Monday, June 25, 2012

Do you plan to eat broken glass?


I have no delusions of grandeur when I exercise. I am a little pudgier than I prefer, slower than I want to be and far less-attractive than I think I am when I am trying to get in my cardio. I am also sorry to say that I do not crave that workout; it's more of a Herculean task to get to do exercise than the energy I actually expend while exercising. Why? Because, I'm always trying to do "one more thing". I'll toss in one more load of laundry; send one more email; snooze one more time...which means I quickly eat up whatever time I allocated for exercise before the next thing I have to do (usually get to work on time). I also won't confess to a runner's high or adrenaline boost while pounding pavement or pumping iron. I'm usually counting down the minutes until it's over. While perfectly understanding the benefits of the cardio/strength/flexibility holy trifecta and can spout its virtues on a moment's notice...I loath the idea of the action if it's by myself. 

Once I'm committed to activity, I refuse to back away from the challenge and feel greater satisfaction over accomplishing something on my daily "To Do" list rather than the almighty "burn". The achy sensation I feel the next two days after a strong workout (whatever the genre) only annoys me that average activities remind me of the purposeful pain I've inflicted on myself in the name of fitness. I do like the subtle indentations of muscle (hard muscle carves are icky on girls - sorry) that come over consistent effort and I like not huffing and puffing after climbing the stairs at the office in heels. I do like that my heart/lungs/joints/muscles...and many other internal elements gain and maintain health from it all.
Ok, truthfully, I'm a social creature and more importantly, I'm a people-pleaser. If you agree to workout with me, I don't want to let you down. I have no qualms about dismissing solo workout dates with myself - mostly because I feel so damn conspicuous. "No one cares or is looking at you!" I say over and over to myself, but I don't really believe it...don't we all judge each other...just a little bit? So, this brings me to the point: The Gym. Urgh. One lovely benefit I have at work is a discounted gym membership. It's nice to know when I don't go, I don't pay as much. However, I am paying for it, and I shouldn't waste it. I just don't love all the grunting-sweating-thrusting masses. Who dresses up for the gym? Why is that guy wearing flip flops? Why are there two skin tones: pasty and fried? And, I'm sure that someone is, in fact, judging me. Welcome to my neurosis.

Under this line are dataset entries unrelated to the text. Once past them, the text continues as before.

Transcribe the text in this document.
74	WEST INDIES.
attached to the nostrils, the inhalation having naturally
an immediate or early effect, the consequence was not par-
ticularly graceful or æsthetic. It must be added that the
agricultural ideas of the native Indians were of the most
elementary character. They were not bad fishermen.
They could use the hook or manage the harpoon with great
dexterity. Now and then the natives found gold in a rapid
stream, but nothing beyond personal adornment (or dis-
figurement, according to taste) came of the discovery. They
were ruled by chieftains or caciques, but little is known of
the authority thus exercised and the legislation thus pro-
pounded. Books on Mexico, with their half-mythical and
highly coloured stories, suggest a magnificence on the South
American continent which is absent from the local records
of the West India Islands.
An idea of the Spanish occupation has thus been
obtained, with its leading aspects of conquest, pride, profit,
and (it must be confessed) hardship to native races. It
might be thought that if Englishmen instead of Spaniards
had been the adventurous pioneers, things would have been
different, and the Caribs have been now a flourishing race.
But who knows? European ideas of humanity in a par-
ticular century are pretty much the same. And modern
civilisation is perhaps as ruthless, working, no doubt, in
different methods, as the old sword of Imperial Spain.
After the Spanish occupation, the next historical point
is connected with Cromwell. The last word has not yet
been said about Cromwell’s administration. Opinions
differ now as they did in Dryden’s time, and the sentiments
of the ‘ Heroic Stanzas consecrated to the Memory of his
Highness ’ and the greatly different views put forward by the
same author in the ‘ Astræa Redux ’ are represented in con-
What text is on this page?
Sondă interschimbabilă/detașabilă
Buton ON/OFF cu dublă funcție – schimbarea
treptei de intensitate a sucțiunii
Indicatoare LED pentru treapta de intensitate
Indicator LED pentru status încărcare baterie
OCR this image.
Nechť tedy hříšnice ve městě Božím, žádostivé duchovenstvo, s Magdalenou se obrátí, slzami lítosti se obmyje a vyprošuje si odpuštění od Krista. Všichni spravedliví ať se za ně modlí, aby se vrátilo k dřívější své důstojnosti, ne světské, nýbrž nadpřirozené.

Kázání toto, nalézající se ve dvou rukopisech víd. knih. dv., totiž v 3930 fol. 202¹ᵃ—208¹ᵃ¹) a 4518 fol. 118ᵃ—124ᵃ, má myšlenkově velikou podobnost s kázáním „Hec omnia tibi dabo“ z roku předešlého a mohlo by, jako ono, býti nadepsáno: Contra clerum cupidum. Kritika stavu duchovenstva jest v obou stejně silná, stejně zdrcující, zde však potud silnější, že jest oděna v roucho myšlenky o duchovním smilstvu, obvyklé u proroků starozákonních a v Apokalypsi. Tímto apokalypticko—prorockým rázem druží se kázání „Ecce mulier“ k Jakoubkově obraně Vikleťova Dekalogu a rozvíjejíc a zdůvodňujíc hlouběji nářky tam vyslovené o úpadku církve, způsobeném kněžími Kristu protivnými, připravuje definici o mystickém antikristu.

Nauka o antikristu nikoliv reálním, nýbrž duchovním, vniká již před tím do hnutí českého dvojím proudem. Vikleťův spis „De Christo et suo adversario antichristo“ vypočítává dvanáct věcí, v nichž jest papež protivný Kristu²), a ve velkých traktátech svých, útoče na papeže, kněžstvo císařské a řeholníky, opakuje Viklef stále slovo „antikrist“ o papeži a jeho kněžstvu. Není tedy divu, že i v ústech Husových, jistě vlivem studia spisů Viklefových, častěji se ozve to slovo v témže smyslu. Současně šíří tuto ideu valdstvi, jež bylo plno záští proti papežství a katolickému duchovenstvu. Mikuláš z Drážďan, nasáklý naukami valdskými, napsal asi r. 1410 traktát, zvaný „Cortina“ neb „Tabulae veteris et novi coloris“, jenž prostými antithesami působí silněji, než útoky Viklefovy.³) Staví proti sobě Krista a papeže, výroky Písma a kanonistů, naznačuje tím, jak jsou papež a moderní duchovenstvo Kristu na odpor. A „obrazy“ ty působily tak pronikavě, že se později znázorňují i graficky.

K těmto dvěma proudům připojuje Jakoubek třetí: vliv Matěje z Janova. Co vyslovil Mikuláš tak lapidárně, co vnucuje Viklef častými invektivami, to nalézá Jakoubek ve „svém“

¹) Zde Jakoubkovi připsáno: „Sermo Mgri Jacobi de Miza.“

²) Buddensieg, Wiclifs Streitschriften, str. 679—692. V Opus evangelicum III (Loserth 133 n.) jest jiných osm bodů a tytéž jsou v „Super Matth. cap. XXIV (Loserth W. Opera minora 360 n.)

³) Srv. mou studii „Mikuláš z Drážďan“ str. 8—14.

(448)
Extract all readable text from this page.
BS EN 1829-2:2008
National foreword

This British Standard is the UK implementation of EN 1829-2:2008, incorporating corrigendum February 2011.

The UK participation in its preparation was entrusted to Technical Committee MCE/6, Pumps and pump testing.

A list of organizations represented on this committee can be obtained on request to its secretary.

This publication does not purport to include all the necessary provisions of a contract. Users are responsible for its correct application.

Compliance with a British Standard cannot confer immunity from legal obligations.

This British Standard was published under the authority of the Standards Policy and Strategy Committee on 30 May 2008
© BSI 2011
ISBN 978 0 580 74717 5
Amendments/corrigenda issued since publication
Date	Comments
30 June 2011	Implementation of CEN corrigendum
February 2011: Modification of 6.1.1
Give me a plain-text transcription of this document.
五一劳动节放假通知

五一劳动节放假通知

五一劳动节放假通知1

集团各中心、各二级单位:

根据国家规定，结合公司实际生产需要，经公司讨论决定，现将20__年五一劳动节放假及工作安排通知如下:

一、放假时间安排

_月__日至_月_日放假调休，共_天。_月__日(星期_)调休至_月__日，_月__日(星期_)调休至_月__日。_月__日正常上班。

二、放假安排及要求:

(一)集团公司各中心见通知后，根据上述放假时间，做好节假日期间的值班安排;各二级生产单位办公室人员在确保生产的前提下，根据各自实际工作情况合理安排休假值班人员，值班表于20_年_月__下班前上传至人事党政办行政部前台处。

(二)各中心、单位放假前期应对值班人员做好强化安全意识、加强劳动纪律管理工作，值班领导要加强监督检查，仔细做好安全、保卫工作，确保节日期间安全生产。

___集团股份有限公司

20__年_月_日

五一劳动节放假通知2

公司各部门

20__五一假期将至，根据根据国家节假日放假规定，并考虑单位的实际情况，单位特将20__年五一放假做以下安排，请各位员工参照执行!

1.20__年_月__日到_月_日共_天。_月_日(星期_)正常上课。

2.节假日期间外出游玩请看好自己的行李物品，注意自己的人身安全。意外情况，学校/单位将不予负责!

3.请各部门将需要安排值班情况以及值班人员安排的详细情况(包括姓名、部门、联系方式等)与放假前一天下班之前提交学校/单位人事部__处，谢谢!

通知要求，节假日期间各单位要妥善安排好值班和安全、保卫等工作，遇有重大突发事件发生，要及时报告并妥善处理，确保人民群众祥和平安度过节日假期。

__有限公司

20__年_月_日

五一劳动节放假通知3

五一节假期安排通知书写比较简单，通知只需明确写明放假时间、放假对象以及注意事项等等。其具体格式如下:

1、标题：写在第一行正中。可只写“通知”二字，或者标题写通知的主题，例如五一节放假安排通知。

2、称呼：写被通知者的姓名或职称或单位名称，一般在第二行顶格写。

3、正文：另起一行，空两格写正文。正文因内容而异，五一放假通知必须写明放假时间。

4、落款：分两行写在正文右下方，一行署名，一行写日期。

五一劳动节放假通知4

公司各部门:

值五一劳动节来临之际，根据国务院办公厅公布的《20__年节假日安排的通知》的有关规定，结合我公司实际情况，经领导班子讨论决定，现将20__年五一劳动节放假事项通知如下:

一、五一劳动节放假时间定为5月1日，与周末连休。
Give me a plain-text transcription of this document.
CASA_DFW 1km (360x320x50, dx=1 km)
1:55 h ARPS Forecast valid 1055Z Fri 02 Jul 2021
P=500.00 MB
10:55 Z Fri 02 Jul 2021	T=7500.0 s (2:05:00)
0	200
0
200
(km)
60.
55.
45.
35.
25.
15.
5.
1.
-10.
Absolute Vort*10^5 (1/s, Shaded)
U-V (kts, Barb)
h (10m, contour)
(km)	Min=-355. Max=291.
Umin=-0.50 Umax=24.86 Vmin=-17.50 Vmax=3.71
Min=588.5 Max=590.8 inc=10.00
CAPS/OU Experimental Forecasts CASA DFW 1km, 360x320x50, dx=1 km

What I prefer is a trick. Get me outside, perhaps near water, let me plug in to whatever audio book I'm into and let me go. My favorite is to walk for hours. It's not terribly time-efficient, but maybe the decadence of stealing time is why I like it. Now, if you can add the dressing of a foreign land that I'm exploring, I'll walk until my feet beg for mercy. I like the outside and as it turns out, it's none-too-bad an option. Every non-snow month, I'm usually signed up for at least one outdoor race: 5k, 10k or half marathon. It's outside, it's with a buddy and I usually get a T-shirt or half-melted/heat-wilted food treat at the end. I have collected most of my running bibs and taped them on the inside of my pantry door as some kind of inspiration to...eat less? It doesn't work, but it's still fun to look at what I can do. Now, it's time (a little past) to start my training for my favorite hard thing: the Pink Half Marathon in October. It's all women, it's in Park City and I usually turn it into a mini vacation. It's hard as hell, but so satisfying. When people ask me if I plan to do a full marathon, I look at them as if they asked me if I like to eat broken glass. "What a bizarre question!" Oh well, they don't know any better.

1 comment:

Crystal said...

I love you! Isaiah showed me your blog. How is it I didn't know about it?!